Взяв чашку, он пошел по коридору. Прямо сейчас, как бы ему ни хотелось, он не собирался заниматься любовью с девушкой. Он хотел удержать ее рядом с собой. В следующий раз, когда он будет заниматься с ней этим, его братья будут рядом. Они будут играть в команде, и это будет так, как и должно быть.

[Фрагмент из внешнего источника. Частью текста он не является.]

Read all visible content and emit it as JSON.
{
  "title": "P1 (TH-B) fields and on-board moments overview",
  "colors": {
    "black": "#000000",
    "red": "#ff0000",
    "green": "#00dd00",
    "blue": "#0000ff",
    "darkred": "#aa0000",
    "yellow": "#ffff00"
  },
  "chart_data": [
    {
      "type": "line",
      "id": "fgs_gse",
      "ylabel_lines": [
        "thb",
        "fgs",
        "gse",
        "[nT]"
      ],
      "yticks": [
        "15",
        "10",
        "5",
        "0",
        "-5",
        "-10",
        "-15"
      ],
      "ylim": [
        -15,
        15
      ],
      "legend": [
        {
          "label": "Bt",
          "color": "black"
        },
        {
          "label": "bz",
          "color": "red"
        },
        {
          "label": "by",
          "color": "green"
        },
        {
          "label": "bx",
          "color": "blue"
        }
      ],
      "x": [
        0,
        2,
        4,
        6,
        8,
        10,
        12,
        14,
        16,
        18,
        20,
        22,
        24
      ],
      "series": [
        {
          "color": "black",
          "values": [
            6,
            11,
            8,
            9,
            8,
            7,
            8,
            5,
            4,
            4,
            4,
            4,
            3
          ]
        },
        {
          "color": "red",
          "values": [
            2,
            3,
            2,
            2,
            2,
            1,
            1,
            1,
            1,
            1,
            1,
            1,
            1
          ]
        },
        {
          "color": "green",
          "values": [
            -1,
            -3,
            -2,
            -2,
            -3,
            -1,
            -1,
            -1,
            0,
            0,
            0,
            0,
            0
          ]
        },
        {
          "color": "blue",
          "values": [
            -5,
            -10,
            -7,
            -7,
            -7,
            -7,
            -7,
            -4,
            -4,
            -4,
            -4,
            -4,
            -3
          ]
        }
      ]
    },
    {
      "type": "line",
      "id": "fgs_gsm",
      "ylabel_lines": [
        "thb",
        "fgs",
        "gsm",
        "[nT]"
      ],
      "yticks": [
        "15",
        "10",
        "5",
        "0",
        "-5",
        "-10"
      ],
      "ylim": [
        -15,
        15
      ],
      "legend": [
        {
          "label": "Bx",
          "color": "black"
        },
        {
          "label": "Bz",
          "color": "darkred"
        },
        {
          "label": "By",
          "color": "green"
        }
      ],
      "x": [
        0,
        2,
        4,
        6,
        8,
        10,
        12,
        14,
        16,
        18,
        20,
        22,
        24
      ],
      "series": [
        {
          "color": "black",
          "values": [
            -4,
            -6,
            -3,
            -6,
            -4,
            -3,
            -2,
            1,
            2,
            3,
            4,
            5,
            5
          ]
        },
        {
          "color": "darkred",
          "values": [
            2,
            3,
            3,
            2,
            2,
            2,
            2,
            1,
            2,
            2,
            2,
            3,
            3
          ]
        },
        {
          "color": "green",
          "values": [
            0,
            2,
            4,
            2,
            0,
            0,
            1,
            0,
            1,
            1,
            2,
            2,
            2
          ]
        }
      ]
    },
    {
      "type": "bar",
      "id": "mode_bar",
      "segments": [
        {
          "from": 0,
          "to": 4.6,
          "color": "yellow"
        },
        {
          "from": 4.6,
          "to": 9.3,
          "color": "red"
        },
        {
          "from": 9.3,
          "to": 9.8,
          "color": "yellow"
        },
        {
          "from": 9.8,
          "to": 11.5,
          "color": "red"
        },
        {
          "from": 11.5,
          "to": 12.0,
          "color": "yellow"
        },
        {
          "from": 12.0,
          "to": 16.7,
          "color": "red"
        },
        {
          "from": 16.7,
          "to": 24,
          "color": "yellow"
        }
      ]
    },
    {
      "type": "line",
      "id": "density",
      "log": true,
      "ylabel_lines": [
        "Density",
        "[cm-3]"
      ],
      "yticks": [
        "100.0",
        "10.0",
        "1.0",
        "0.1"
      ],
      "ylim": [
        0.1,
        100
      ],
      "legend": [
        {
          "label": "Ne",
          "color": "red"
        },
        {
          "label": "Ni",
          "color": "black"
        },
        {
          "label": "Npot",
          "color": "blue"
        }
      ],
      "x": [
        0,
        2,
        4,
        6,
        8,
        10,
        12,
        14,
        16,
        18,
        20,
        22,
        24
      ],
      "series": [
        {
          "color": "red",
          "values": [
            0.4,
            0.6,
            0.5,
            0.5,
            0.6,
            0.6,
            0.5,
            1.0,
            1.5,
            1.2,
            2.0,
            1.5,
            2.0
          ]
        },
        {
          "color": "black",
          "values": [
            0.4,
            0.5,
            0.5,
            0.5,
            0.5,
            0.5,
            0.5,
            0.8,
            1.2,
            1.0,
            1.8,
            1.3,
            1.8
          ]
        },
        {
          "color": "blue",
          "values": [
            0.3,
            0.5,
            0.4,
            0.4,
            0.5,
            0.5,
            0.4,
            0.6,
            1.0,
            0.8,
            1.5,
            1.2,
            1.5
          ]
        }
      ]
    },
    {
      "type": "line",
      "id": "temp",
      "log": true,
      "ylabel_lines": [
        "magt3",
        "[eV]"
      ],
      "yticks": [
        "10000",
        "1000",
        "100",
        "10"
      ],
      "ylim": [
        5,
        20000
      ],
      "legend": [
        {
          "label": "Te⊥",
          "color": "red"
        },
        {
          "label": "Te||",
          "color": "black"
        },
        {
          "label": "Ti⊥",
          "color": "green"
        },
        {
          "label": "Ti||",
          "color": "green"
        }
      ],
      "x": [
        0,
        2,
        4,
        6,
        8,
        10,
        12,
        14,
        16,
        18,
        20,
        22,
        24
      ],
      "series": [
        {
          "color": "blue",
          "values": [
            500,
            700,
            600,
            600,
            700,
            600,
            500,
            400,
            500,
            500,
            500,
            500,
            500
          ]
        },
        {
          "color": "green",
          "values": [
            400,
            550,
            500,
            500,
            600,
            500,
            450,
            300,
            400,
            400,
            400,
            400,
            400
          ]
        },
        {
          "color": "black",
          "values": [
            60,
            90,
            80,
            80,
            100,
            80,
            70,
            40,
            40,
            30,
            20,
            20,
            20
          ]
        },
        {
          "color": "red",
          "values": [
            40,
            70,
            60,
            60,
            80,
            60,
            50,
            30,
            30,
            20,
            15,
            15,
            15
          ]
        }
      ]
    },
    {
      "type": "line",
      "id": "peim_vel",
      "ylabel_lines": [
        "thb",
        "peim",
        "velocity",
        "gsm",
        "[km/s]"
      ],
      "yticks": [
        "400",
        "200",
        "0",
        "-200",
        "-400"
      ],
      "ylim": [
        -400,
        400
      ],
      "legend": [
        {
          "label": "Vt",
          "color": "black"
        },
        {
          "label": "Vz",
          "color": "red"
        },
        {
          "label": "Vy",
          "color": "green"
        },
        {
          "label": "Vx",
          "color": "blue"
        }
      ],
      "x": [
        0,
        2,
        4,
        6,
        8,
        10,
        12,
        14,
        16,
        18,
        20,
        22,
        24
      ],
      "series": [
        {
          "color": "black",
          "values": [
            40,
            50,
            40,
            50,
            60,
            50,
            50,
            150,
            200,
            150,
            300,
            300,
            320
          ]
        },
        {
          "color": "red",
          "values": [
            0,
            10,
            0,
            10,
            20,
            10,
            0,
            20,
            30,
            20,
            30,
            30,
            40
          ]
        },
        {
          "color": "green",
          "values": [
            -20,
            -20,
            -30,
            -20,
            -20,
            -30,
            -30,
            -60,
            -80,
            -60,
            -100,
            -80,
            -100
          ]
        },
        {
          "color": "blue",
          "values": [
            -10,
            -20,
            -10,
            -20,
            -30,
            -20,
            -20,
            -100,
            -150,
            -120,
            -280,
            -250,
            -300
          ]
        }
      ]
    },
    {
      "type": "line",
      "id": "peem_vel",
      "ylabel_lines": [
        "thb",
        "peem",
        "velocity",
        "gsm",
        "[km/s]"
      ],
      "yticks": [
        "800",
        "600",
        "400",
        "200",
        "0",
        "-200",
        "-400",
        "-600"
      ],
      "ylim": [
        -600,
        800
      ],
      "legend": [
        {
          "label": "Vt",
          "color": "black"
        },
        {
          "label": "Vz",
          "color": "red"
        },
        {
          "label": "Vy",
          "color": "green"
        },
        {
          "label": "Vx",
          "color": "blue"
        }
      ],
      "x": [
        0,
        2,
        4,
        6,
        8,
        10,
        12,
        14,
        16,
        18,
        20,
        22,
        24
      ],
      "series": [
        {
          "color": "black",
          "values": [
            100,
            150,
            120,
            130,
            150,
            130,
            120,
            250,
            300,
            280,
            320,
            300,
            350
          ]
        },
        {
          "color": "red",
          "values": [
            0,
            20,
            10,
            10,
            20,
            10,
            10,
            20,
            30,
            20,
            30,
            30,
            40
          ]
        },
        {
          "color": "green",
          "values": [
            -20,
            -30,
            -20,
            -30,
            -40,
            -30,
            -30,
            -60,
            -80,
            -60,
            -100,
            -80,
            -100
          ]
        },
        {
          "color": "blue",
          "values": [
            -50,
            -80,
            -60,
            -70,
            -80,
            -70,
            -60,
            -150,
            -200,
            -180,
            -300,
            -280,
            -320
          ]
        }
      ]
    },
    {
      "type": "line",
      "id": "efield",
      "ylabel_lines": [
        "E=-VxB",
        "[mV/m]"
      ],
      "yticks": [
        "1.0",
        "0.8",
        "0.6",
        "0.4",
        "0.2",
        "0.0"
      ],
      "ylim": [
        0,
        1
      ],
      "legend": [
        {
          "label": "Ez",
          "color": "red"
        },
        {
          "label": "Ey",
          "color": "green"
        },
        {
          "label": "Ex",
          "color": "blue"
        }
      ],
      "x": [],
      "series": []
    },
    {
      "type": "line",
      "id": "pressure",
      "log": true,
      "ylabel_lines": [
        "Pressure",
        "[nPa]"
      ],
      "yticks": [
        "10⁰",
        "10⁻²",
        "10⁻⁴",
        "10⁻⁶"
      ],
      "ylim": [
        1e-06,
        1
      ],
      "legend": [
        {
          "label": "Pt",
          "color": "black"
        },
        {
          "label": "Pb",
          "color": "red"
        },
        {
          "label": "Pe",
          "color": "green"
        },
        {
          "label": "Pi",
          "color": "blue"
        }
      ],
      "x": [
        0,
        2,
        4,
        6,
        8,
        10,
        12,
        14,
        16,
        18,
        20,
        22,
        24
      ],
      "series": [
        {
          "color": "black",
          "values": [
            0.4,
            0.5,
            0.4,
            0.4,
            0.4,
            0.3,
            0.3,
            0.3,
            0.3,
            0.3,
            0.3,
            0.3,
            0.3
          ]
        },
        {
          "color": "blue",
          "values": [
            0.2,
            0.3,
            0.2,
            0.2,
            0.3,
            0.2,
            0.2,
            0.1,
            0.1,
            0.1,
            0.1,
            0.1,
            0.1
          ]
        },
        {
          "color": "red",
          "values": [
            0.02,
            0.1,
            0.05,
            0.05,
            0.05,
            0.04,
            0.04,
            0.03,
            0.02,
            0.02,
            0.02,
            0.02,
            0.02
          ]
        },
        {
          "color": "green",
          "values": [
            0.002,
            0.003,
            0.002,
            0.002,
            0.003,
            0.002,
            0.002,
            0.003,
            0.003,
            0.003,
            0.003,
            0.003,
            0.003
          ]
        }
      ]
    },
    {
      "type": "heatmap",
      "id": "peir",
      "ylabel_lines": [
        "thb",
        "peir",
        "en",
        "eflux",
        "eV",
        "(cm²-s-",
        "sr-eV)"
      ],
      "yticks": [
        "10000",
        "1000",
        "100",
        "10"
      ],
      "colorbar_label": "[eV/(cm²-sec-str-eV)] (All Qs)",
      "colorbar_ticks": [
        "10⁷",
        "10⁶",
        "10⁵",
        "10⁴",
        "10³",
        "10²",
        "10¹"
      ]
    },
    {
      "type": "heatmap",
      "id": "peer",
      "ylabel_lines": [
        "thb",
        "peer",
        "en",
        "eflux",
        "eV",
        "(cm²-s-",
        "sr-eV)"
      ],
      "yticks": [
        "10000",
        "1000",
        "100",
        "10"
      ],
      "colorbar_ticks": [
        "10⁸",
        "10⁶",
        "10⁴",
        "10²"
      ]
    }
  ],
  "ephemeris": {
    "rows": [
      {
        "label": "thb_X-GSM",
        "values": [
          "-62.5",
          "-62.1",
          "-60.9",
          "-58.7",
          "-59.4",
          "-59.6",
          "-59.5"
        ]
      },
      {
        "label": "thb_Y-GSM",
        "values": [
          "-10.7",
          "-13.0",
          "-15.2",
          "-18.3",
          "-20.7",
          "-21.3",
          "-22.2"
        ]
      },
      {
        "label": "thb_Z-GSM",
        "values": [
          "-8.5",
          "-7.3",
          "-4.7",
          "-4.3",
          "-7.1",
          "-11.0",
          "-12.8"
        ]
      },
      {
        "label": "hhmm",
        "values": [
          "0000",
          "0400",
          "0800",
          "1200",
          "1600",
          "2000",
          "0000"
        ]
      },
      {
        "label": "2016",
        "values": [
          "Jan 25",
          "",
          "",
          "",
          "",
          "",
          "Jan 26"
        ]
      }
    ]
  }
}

Раздался отдаленный треск, резкий, знакомый звук. Гэвин провел на Аляске достаточно времени, чтобы узнать звук пистолетного выстрела. Охотники? Но выстрелы слышались ужасно близко к дому, чтобы быть большой охотничьей забавой. Рядом с кухней была небольшая комнатка, которая использовалась как служебное помещение. Здесь располагались компьютеры и все ключи от различных сооружений. За всем происходящим в доме можно было наблюдать отсюда с помощью камер видеонаблюдения. Гэвин с грохотом опустил на стол чайную чашку, когда посмотрел на мониторы. Они показывали различные участки снаружи. Ничего, ничего... Его сердце чуть не остановилось, когда он бросил взгляд на монитор камеры номер четыре. Ханна стояла во внутреннем дворике за пределами спальни. На ней был халат, и смотрела она прямо в камеру. Рука ее была на поясе, и Ханна медленно его развязывала. Воспоминания о Никки ворвались в его мозг. Та боролась с ним, как бешеная кошка. Затем дразнила его. Так же, как Ханна дразнила его сейчас. Ее руки неловко нащупали и развязали пояс. Медленно, очень медленно она подняла руки и ухватилась за лацканы халата. Он не мог как следует разглядеть ее лицо, но ему казалось, что она играет на камеру. Она неторопливо, почти неохотно сняла халат. Дразнит его еще больше? Ее груди попали в поле зрения камеры, от холодного воздуха соски напряглись и заострились. Она выглядела прекрасно... но потом он заметил напряженное выражение ее лица и ужас в глазах. Гэвин мгновенно все понял. Ханна нисколько не была похожа на Никки. У нее не было причин ничего выдумывать, чтобы устроить это представление. Если бы она хотела помириться, сказала бы ему об этом прямо в глаза.
Их невинная пленница не дразнила его перед камерой; она была вынуждена это делать. В тишине кабинета пронзительно и резко зазвучал сигнал передатчика персональной радиосвязи.